Second, South Sudanese leaders must recommit themselves to lead and serve their people united. The current agreement created a six-person presidency to promote unity, reflecting ethnic and regional diversity and collective leadership. South Sudanese leaders should embrace this aspect of the agreement to build trust, foster confidence, and further dialogue. In an environment of heightened distrust, South Sudanese leaders should prevent actions that may create panic. For example, parties to the conflict should cease new recruitment of soldiers, as other parties may interpret this as a threat, stimulating unnecessary panic and retaliatory measures. Leaders should also use oil proceeds to develop critical infrastructure, rebuild communities, and invest in the nation’s youth through education and training, and more resources should be put other economic productive sectors to ensure long-lasting peace. For the Peace Agreement to last, South Sudanese leaders must recommit to democratic governance, nonviolent political contests, and national unity.

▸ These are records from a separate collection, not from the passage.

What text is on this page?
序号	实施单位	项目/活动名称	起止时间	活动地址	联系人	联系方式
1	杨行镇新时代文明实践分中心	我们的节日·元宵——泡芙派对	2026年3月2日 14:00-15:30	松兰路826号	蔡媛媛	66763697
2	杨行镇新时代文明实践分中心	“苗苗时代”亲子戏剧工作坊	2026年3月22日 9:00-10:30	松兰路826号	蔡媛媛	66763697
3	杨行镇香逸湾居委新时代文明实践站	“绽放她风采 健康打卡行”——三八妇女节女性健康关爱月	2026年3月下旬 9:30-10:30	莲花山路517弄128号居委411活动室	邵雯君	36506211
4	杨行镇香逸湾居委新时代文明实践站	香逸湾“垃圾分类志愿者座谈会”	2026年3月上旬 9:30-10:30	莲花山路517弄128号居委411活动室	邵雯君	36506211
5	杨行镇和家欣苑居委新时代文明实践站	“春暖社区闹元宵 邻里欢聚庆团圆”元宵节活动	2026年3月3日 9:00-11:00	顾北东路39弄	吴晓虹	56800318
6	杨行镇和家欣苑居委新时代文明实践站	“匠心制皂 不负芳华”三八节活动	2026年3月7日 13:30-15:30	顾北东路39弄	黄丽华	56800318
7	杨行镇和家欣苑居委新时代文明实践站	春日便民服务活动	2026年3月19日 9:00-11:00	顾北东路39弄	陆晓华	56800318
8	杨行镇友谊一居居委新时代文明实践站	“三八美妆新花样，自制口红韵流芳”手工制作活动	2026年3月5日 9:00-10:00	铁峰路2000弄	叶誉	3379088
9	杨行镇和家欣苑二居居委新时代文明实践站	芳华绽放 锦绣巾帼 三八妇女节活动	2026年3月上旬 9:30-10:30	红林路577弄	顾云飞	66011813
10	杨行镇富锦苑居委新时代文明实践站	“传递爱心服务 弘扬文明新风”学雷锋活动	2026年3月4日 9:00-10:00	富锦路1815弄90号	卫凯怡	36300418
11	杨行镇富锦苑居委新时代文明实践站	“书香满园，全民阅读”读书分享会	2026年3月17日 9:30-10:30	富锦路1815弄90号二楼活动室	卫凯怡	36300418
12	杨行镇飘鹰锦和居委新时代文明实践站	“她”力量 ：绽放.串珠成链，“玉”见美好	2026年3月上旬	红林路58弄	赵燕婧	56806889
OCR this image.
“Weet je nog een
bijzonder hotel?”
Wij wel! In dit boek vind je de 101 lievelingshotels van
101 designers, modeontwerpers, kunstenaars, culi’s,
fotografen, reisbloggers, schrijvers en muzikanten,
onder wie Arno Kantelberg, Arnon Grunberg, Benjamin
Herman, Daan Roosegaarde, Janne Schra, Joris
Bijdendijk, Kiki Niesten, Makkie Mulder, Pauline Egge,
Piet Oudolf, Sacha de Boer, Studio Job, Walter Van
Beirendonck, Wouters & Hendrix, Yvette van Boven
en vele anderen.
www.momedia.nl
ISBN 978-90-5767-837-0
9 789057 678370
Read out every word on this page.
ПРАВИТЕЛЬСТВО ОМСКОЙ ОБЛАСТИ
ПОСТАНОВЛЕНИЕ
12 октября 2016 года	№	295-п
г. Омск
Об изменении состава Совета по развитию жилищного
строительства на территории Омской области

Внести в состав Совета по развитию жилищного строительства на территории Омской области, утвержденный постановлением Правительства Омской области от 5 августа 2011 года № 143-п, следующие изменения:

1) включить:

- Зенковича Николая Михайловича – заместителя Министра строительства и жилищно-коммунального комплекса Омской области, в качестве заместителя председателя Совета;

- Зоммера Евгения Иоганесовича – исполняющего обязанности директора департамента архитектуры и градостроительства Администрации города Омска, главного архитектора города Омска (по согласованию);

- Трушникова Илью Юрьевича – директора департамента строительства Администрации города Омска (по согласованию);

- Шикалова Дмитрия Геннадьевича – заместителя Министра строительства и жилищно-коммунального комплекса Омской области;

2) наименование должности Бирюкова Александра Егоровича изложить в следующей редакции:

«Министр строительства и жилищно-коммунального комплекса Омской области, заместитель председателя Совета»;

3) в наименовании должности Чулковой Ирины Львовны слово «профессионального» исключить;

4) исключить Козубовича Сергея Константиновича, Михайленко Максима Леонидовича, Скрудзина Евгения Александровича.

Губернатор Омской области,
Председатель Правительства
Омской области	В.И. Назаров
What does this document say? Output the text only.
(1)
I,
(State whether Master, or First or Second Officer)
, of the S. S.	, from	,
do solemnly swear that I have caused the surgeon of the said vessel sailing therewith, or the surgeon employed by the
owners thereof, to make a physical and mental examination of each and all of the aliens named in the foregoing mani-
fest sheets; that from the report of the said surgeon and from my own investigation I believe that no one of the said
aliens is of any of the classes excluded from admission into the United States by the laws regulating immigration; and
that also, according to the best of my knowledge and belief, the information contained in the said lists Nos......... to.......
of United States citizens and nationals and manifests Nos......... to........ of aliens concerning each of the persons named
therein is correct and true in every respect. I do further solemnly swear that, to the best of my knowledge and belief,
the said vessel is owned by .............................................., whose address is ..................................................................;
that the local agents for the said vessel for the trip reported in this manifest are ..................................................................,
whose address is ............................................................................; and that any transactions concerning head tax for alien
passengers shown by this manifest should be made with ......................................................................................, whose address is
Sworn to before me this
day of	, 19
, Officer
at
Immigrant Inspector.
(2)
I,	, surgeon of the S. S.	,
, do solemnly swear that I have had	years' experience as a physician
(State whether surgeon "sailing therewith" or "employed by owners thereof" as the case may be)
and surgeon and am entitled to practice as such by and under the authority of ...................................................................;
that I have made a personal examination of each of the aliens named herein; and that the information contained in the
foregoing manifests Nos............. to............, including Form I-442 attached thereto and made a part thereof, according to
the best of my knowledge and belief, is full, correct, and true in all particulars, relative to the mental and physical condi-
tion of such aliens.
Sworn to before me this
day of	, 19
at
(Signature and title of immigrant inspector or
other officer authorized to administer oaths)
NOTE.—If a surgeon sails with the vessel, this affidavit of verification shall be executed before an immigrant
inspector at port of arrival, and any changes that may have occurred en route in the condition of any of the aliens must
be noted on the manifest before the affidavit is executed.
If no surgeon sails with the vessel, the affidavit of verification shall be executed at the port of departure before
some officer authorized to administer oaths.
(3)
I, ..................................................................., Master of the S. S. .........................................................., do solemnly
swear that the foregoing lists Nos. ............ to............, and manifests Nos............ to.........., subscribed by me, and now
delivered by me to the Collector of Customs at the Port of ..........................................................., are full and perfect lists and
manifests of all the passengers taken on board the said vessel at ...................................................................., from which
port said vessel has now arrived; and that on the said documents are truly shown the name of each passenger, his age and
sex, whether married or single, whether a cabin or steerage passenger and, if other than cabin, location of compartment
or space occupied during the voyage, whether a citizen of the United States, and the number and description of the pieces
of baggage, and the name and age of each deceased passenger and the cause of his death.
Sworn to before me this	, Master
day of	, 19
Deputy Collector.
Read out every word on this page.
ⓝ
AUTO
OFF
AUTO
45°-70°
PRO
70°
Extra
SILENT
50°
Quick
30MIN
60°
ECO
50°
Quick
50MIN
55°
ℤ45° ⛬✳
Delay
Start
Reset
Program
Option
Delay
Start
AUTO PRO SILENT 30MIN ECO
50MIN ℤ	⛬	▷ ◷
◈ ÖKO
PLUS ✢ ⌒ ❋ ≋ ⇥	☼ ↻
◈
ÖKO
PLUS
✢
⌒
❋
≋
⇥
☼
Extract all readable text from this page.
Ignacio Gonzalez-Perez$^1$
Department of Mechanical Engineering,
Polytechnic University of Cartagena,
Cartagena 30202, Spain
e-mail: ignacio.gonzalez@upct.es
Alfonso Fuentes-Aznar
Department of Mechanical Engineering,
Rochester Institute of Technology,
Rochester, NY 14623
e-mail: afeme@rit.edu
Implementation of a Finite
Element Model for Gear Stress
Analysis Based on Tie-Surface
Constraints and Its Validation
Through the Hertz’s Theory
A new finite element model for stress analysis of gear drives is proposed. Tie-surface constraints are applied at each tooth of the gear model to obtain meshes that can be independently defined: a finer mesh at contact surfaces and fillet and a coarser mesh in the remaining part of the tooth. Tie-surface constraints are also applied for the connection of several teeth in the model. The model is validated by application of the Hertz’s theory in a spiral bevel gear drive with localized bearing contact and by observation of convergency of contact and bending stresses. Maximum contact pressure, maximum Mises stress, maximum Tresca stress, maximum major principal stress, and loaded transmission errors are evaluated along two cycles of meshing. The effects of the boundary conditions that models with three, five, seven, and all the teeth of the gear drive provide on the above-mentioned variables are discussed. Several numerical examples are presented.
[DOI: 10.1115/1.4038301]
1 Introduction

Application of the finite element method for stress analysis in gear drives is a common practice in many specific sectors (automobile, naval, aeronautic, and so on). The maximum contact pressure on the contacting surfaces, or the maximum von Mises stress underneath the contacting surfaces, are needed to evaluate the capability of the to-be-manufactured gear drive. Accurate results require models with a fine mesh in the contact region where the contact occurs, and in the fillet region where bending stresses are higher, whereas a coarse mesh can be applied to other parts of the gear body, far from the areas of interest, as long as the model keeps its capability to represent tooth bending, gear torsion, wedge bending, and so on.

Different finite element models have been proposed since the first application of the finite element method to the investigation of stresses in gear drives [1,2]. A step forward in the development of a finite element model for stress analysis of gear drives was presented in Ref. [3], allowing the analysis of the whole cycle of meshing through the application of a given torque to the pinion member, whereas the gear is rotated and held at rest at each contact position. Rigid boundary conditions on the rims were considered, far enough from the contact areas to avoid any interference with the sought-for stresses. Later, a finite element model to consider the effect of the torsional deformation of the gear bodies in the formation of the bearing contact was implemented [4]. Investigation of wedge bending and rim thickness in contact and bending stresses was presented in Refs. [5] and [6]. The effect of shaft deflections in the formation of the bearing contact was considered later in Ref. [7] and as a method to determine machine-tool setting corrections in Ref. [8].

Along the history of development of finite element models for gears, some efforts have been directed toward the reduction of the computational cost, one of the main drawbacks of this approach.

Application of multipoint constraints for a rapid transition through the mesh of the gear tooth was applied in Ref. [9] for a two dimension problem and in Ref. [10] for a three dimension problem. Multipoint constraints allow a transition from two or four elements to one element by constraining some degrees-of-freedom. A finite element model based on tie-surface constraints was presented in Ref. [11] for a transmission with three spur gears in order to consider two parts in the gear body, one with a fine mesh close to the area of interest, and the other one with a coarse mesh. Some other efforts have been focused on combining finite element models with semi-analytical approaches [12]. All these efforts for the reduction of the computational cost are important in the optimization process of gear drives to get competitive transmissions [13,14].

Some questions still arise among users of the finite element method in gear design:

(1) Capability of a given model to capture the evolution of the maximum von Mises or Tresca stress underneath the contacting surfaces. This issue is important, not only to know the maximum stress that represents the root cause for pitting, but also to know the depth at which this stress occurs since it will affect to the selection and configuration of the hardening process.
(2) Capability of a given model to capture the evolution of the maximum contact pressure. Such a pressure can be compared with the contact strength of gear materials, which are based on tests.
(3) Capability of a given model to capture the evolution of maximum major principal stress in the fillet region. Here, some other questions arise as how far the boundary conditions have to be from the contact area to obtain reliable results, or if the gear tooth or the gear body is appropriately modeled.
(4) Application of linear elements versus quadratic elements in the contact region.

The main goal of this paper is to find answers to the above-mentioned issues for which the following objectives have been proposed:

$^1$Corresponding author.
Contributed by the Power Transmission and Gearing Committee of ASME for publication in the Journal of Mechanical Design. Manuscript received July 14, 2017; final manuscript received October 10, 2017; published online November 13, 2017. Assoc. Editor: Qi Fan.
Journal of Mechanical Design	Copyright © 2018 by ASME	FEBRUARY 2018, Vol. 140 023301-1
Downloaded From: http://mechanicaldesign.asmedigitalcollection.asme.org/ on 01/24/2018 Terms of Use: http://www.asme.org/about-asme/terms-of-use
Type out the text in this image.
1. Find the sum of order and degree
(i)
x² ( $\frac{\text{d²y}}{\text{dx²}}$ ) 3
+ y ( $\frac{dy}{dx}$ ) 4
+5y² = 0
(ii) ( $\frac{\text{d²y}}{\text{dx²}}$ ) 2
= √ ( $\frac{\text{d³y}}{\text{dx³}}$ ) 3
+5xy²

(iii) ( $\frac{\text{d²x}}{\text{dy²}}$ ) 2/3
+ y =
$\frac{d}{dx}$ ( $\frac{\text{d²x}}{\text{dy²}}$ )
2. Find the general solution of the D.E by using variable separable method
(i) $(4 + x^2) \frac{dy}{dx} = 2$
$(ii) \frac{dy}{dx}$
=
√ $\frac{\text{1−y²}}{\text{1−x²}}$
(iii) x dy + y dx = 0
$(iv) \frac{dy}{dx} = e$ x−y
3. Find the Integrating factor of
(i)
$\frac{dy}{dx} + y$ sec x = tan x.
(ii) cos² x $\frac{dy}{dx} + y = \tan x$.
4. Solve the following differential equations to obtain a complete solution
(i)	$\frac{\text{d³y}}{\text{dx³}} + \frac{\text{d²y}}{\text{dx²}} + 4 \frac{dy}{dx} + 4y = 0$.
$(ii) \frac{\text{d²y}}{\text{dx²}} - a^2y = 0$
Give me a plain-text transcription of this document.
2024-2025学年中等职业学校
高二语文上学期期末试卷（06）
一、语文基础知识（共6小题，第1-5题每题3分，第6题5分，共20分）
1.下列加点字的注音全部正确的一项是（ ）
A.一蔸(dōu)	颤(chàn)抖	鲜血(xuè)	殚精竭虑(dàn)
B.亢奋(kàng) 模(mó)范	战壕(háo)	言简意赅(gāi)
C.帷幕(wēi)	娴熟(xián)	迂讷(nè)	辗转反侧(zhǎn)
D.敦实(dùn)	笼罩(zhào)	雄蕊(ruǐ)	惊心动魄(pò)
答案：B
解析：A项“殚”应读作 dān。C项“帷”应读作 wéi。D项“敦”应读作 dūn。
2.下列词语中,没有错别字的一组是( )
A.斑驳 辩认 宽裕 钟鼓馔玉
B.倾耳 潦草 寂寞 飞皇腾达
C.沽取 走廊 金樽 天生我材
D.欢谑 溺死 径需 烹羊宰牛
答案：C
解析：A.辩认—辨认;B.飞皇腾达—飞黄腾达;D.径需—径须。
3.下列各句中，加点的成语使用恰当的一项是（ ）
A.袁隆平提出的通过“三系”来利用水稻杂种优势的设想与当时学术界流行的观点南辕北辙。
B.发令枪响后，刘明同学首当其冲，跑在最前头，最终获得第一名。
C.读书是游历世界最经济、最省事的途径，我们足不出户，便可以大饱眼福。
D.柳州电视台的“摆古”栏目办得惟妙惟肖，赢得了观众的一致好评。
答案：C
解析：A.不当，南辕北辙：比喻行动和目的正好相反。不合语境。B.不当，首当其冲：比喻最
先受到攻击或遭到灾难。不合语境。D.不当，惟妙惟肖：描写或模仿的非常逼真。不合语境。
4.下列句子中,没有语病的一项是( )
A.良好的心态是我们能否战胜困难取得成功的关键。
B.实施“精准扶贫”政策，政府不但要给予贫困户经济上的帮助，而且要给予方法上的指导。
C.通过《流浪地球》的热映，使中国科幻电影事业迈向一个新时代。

Finally, the international community must monitor the relationship between the two countries as much as it oversees internal reforms in South Sudan. As things stand, the international community is ambivalent to supporting the Peace Agreement, creating uncertainty among actors. Any process that returns peace to South Sudan needs robust international support that creates incentives and disincentives for key actors, including bringing those who have not yet signed the Agreement on board. International support must also focus on the reform agenda and support national dialogue to move the country beyond the transitional arrangement into a more stable political and institutional environment, eliminating rent-seeking and power-grabbing that exacerbates violent political competition. A reform agenda that creates a more credible public financial management system will decrease power struggles in the country.
Sustainable peace in South Sudan is a realistic expectation. However, the roles of Sudan and the international community in achieving this are critical. Peace will only last with sustained reform efforts, especially in the oil and public financial management sectors. The road to peace in South Sudan runs through Sudan and the international community.
Abraham A. Awolich is a Co-founder and the Acting Executive Director of the Sudd Institute, a local think tank based in Juba, South Sudan. Awolich’s research interests are in democracy and governance, public administration, international political economy, and international cooperation. Awolich also serves as a Board member of the National Revenue Authority of South Sudan and the Deputy Coordinator of the South Sudan National Dialogue Steering Committee Secretariat.
Awolich holds a master’s degree in Public Administration (MPA) from Maxwell School of Citizenship and Public Affairs at Syracuse University where he was a McNair Fellow. He graduated in 2005 from the University of Vermont with his first degree in Anthropology and a minor in Business Administration.